Parker Palmer: On the Brink of Life

Parker Palmer: On the Brink

“I’ve lost the capacity for multitasking, but I’ve rediscovered the joy of doing one thing at a time.  My thinking has slowed a bit, but experience has made it deeper and richer.  I’m done with big and complex projects, but more aware of the loveliness of simple things... I like being old because the view from the brink is striking, a full panorama of my life.”—Parker Palmer, On the Brink of Everything: Grace, Gravity & Getting Older (Berrett-Koehler Publishers, Inc. 2018) pp. 1-2. 

Parker Palmer takes us to the brink of an alternative life. It is a slower life where we observe and become aware of so much we missed in this world while living at a frantic pace: cardinals, dolphins, pelicans, hummingbirds, downy woodpeckers, Carolina Chickadees, the ocean, crocus, daffodils, old friends, the list goes on. Parker Palmer has so many suggestions for our new life. First, we are to consider being a mentor, knowing that we will learn as much or more from the one we mentor. Second, we are to be more observant of our world outside of us and inside our inner world.
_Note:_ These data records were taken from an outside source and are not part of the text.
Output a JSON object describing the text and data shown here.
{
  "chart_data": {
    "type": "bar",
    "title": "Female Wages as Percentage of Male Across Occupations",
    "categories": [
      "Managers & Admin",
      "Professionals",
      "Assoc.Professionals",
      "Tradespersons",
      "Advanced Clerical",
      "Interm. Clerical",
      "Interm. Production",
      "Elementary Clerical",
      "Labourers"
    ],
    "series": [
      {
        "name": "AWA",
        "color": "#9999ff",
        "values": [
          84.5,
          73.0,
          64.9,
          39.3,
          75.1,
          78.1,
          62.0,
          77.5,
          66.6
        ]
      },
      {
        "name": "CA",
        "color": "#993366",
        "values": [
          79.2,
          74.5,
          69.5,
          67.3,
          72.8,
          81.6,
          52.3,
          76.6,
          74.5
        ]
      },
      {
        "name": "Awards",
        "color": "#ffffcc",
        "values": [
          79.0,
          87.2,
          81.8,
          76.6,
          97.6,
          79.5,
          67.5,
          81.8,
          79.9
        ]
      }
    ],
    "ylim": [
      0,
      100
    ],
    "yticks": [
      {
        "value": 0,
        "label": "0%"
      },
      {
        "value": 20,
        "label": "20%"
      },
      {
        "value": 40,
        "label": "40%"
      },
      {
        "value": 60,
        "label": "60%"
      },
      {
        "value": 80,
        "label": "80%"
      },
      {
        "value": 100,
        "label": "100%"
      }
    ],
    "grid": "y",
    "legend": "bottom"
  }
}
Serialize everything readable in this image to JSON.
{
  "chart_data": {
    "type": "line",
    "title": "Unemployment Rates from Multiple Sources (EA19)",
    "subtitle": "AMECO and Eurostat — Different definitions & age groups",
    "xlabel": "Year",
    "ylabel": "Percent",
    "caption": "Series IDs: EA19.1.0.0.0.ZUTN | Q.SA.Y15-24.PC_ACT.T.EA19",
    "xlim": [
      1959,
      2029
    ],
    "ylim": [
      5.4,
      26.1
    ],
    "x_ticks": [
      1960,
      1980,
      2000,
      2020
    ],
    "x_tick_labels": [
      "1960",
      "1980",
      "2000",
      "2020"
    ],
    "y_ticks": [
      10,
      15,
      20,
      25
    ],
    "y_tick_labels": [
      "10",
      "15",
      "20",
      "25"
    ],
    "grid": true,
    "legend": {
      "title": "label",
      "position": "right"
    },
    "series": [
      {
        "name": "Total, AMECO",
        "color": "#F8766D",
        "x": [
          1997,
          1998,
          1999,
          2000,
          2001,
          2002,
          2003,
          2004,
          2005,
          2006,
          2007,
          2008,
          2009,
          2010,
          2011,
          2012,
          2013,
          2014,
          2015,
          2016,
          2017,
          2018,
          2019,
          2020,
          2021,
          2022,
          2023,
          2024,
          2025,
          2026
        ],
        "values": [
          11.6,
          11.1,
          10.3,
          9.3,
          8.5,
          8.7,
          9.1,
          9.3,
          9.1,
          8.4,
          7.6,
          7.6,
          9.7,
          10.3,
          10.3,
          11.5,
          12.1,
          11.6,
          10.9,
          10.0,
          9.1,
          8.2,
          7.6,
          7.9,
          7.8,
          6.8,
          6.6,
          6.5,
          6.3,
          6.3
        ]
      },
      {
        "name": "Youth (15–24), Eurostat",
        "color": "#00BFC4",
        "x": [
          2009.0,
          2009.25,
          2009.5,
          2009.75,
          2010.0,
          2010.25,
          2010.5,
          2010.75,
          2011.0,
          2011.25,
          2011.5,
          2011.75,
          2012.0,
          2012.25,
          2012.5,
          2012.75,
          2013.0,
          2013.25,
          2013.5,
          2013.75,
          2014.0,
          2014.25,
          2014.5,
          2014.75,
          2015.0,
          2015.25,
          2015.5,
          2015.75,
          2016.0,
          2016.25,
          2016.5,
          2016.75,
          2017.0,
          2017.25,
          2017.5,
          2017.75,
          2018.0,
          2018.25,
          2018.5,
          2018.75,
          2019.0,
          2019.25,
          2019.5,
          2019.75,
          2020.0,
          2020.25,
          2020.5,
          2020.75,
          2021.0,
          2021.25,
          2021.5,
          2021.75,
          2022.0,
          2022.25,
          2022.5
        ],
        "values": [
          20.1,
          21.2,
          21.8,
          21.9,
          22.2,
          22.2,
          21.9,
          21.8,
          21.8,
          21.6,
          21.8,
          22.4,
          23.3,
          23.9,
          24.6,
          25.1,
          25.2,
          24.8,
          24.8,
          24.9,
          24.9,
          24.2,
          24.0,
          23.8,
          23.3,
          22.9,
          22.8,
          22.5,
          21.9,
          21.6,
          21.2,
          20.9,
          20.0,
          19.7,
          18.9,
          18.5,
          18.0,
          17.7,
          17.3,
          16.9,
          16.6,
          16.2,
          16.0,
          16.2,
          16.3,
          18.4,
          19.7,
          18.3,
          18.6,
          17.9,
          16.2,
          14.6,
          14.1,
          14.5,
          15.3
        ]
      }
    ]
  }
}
Palmer reminds us that “violence happens when we do not know what else to do with our suffering.” We are therefore still called to reach out with love to those who suffer, and to become acquainted with our own suffering and what we can learn from it. Parker Palmer asks us simply to welcome everything, the good and bad that comes into our lives. He quotes Rumi’s poem, “The Quest House,” reminding us that every part of our life has something to teach us. Palmer talks about how suffering breaks our hearts, but if our heart is supple instead of brittle, it breaks open and allows more love and a new life to come in. Our heart becomes supple by stretching it, taking in all life’s little joys, and also by taking in life’s little deaths without an anesthetic.  

Palmer believes faith allows us to live with all the contradictions of life. However, we become faithless when we are so afraid of the contradictions we pretend are not there.  

We can now become observers of our world, because most of the rest of the world does not have time to observe and digest. They simply react.

He reminds us that as long as we only look for results, our tasks become smaller and smaller.

We are to be seed scatterers. Others may plant. Others water. Others reap.  

Palmer’s experience is that solitude is not being apart from others, but being apart from our own self.  

Palmer reminds us of Benedict’s message of “keeping death daily before our eyes.”

In the meantime, we are to reach out and learn from the younger generation, move toward, not away from what we fear, and spend as much time as possible in the natural world.

Finally, he reminds us of how essential humor is as we age, quoting William James: “common sense and a sense of humor are the same things moving at different speeds.”